Lo que puede cambiar en el mercado y en el debate cultural
La publicación de la novela puede reforzar una tendencia internacional: el interés por obras que combinan intimidad, migración y crítica política sin reducir a sus personajes a símbolos. Para las editoriales, esto abre oportunidades, pero también plantea una exigencia de mayor rigor. Las historias sobre desplazamiento no pueden publicarse como una moda descontextualizada; requieren traducciones cuidadosas, investigación cultural y estrategias que eviten presentar el sufrimiento como un simple recurso narrativo.
El éxito de Desai también podría estimular a autores de larga trayectoria a desafiar el ciclo de novedades anuales. Esa posibilidad beneficia la diversidad creativa, aunque entra en tensión con las necesidades financieras de las editoriales, las librerías y los propios escritores. Una carrera construida alrededor de la espera es viable sobre todo cuando existe un reconocimiento previo. Para autores jóvenes o provenientes de comunidades marginadas, la presión por publicar puede ser mucho mayor.

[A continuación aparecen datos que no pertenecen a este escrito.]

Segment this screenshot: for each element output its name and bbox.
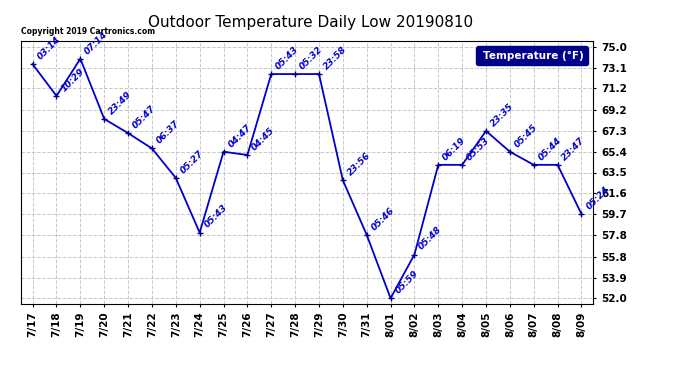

En los próximos años, la conversación literaria probablemente se desplazará hacia una pregunta más amplia: cómo contar la migración sin borrar la agencia de quienes migran y cómo representar la soledad sin convertirla en una experiencia universal idéntica. Las obras que logren sostener esa complejidad tendrán mejores posibilidades de influir tanto en el público como en la discusión académica y periodística.
El riesgo de una sociedad acostumbrada al aislamiento
El mayor peligro no está en que la soledad sea reconocida como parte de la experiencia humana, sino en que se utilice para justificar el abandono. Una sociedad puede celebrar la autonomía individual mientras deja sin protección a migrantes, periodistas, familias buscadoras y minorías políticas. También puede convertir el dolor colectivo en una escena cultural conmovedora, pero pasajera.
La obra de Desai y las palabras de Quintana apuntan, desde lugares distintos, hacia una misma fractura: la distancia entre la capacidad individual para resistir y la obligación colectiva de cuidar. La soledad puede permitir que una artista se desprenda de las identidades que otros le imponen; no debería ser el destino inevitable de quienes enfrentan violencia, desplazamiento o silencio institucional.
El futuro de estos debates dependerá de si la cultura logra pasar de la representación a la construcción de vínculos. Los libros, las canciones y los festivales pueden abrir conversaciones, preservar nombres y cuestionar narrativas oficiales. Pero su efecto será limitado si la sociedad acepta que cada persona debe transformar su dolor en privado. La verdadera prueba no será cuántas veces se habla de la soledad, sino cuántas redes se crean para que nadie quede condenado a vivirla sin elección.